We appreciate your kind advice. From March 2003 to March 2006, 3651 adult patients were examined for the first time. Among them, 977 patients had PCR tests performed and whole jaw radiographs taken. This was added to the method.

The possible existence of a selection bias in favor of PCR testing was noted in the discussion,

The manuscript would benefit from professional English language editing.

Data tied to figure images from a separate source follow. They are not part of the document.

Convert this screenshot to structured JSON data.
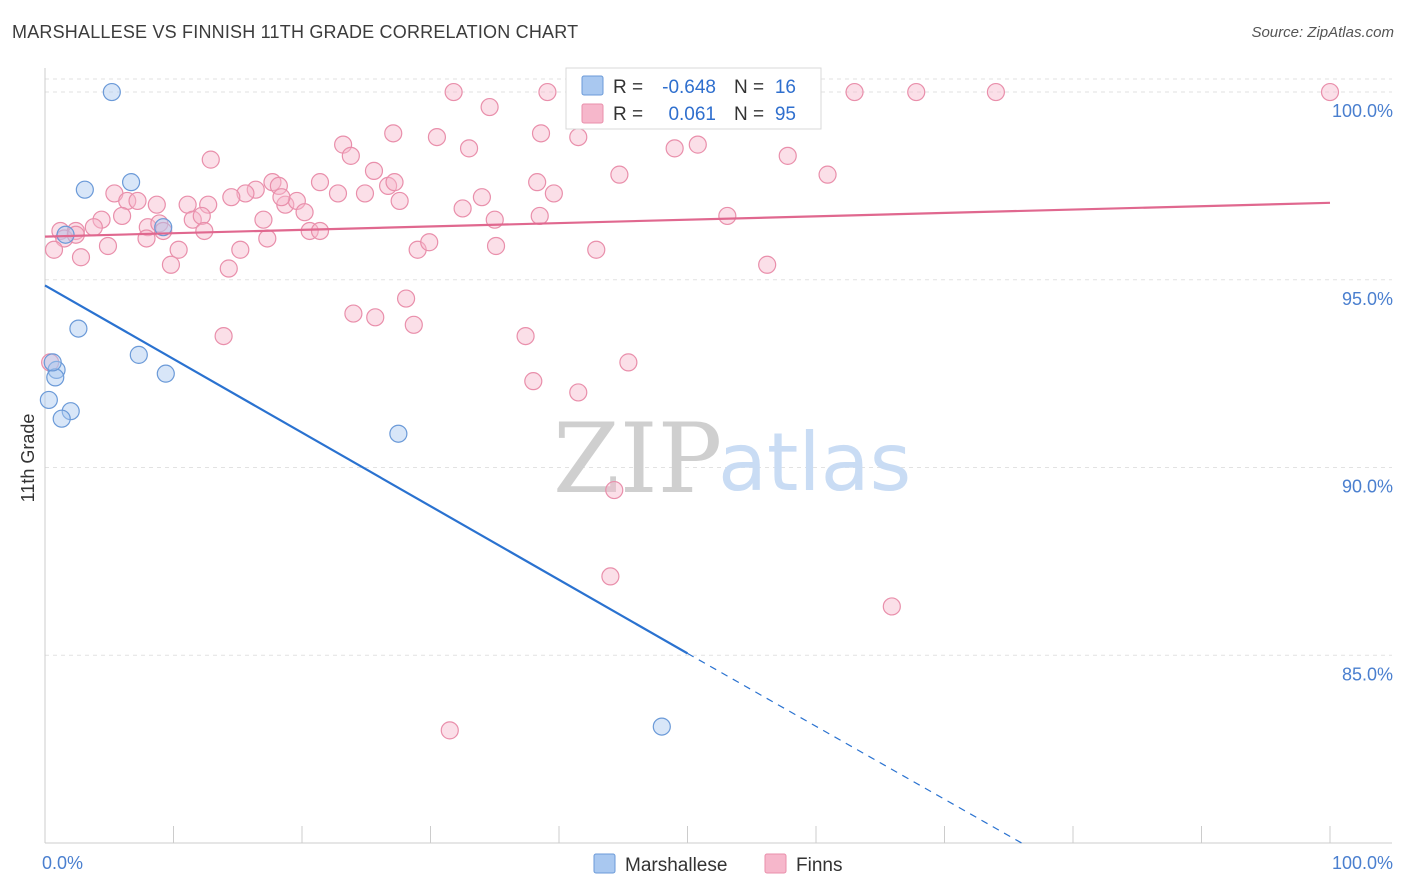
{
  "header": {
    "title": "MARSHALLESE VS FINNISH 11TH GRADE CORRELATION CHART",
    "source": "Source: ZipAtlas.com"
  },
  "watermark": {
    "zip": "ZIP",
    "atlas": "atlas"
  },
  "legend": {
    "r_label": "R =",
    "n_label": "N =",
    "rows": [
      {
        "name": "Marshallese",
        "r": "-0.648",
        "n": "16",
        "color": "#a9c8f0"
      },
      {
        "name": "Finns",
        "r": "0.061",
        "n": "95",
        "color": "#f6b7cb"
      }
    ]
  },
  "chart_data": {
    "type": "scatter",
    "ylabel": "11th Grade",
    "xlabel": "",
    "xlim": [
      0,
      100
    ],
    "ylim": [
      80.0,
      100.8
    ],
    "x_tick_labels": [
      "0.0%",
      "100.0%"
    ],
    "y_ticks": [
      {
        "value": 100,
        "label": "100.0%"
      },
      {
        "value": 95,
        "label": "95.0%"
      },
      {
        "value": 90,
        "label": "90.0%"
      },
      {
        "value": 85,
        "label": "85.0%"
      }
    ],
    "grid": true,
    "series": [
      {
        "name": "Marshallese",
        "color": "#a9c8f0",
        "stroke": "#6b9ad8",
        "trend_color": "#2a72d0",
        "trend": {
          "x0": 0,
          "y0": 94.85,
          "x1": 50,
          "y1": 85.05,
          "dash_to_x": 76,
          "dash_to_y": 80.0
        },
        "points": [
          [
            5.2,
            100.0
          ],
          [
            3.1,
            97.4
          ],
          [
            6.7,
            97.6
          ],
          [
            9.2,
            96.4
          ],
          [
            1.6,
            96.2
          ],
          [
            2.6,
            93.7
          ],
          [
            7.3,
            93.0
          ],
          [
            9.4,
            92.5
          ],
          [
            0.9,
            92.6
          ],
          [
            0.8,
            92.4
          ],
          [
            0.6,
            92.8
          ],
          [
            0.3,
            91.8
          ],
          [
            2.0,
            91.5
          ],
          [
            1.3,
            91.3
          ],
          [
            27.5,
            90.9
          ],
          [
            48.0,
            83.1
          ]
        ]
      },
      {
        "name": "Finns",
        "color": "#f6b7cb",
        "stroke": "#e98fab",
        "trend_color": "#e0688f",
        "trend": {
          "x0": 0,
          "y0": 96.15,
          "x1": 100,
          "y1": 97.05
        },
        "points": [
          [
            31.8,
            100.0
          ],
          [
            39.1,
            100.0
          ],
          [
            56.2,
            100.0
          ],
          [
            58.7,
            100.0
          ],
          [
            63.0,
            100.0
          ],
          [
            67.8,
            100.0
          ],
          [
            74.0,
            100.0
          ],
          [
            100.0,
            100.0
          ],
          [
            34.6,
            99.6
          ],
          [
            27.1,
            98.9
          ],
          [
            30.5,
            98.8
          ],
          [
            38.6,
            98.9
          ],
          [
            41.5,
            98.8
          ],
          [
            33.0,
            98.5
          ],
          [
            23.2,
            98.6
          ],
          [
            23.8,
            98.3
          ],
          [
            49.0,
            98.5
          ],
          [
            50.8,
            98.6
          ],
          [
            12.9,
            98.2
          ],
          [
            57.8,
            98.3
          ],
          [
            25.6,
            97.9
          ],
          [
            26.7,
            97.5
          ],
          [
            27.2,
            97.6
          ],
          [
            21.4,
            97.6
          ],
          [
            17.7,
            97.6
          ],
          [
            18.2,
            97.5
          ],
          [
            16.4,
            97.4
          ],
          [
            15.6,
            97.3
          ],
          [
            14.5,
            97.2
          ],
          [
            24.9,
            97.3
          ],
          [
            22.8,
            97.3
          ],
          [
            27.6,
            97.1
          ],
          [
            34.0,
            97.2
          ],
          [
            32.5,
            96.9
          ],
          [
            38.3,
            97.6
          ],
          [
            39.6,
            97.3
          ],
          [
            44.7,
            97.8
          ],
          [
            60.9,
            97.8
          ],
          [
            5.4,
            97.3
          ],
          [
            6.4,
            97.1
          ],
          [
            7.2,
            97.1
          ],
          [
            8.7,
            97.0
          ],
          [
            11.1,
            97.0
          ],
          [
            12.7,
            97.0
          ],
          [
            18.7,
            97.0
          ],
          [
            19.6,
            97.1
          ],
          [
            20.2,
            96.8
          ],
          [
            11.5,
            96.6
          ],
          [
            12.2,
            96.7
          ],
          [
            6.0,
            96.7
          ],
          [
            4.4,
            96.6
          ],
          [
            3.8,
            96.4
          ],
          [
            1.2,
            96.3
          ],
          [
            2.4,
            96.3
          ],
          [
            1.5,
            96.1
          ],
          [
            2.4,
            96.2
          ],
          [
            8.0,
            96.4
          ],
          [
            8.9,
            96.5
          ],
          [
            9.2,
            96.3
          ],
          [
            12.4,
            96.3
          ],
          [
            17.0,
            96.6
          ],
          [
            17.3,
            96.1
          ],
          [
            20.6,
            96.3
          ],
          [
            21.4,
            96.3
          ],
          [
            35.0,
            96.6
          ],
          [
            38.5,
            96.7
          ],
          [
            53.1,
            96.7
          ],
          [
            7.9,
            96.1
          ],
          [
            0.7,
            95.8
          ],
          [
            2.8,
            95.6
          ],
          [
            4.9,
            95.9
          ],
          [
            10.4,
            95.8
          ],
          [
            15.2,
            95.8
          ],
          [
            29.0,
            95.8
          ],
          [
            35.1,
            95.9
          ],
          [
            29.9,
            96.0
          ],
          [
            42.9,
            95.8
          ],
          [
            9.8,
            95.4
          ],
          [
            14.3,
            95.3
          ],
          [
            56.2,
            95.4
          ],
          [
            24.0,
            94.1
          ],
          [
            25.7,
            94.0
          ],
          [
            28.1,
            94.5
          ],
          [
            28.7,
            93.8
          ],
          [
            13.9,
            93.5
          ],
          [
            37.4,
            93.5
          ],
          [
            45.4,
            92.8
          ],
          [
            38.0,
            92.3
          ],
          [
            41.5,
            92.0
          ],
          [
            44.3,
            89.4
          ],
          [
            44.0,
            87.1
          ],
          [
            65.9,
            86.3
          ],
          [
            31.5,
            83.0
          ],
          [
            0.4,
            92.8
          ],
          [
            18.4,
            97.2
          ]
        ]
      }
    ]
  }
}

Numerous grammatical issues are present throughout the manuscript. For example, the use of “a” in “a full mouth periapical radiograph” reflects a single radiograph. However, it appears that you are referring to multiple periapical radiographs to cover all teeth within the mouth. Another example is the inappropriate use of capitalization: “Besides, Dental implants are currently…”

[Response]

We appreciate your kind advice. Due to the short time frame for resubmission, the English editing by a professional vendor was not completed in time. We will definitely have the manuscript edited by a professional editing service in the future, so we would appreciate your forgiveness this time.

 

Author Response File: Author Response.pdf

Round 2

Reviewer 1 Report

The authors responded to the comments. I would recommend accepting the paper in the current form

Moderate editing of English language required

Reviewer 3 Report

Questions from the previous round have been satisfactorily addressed.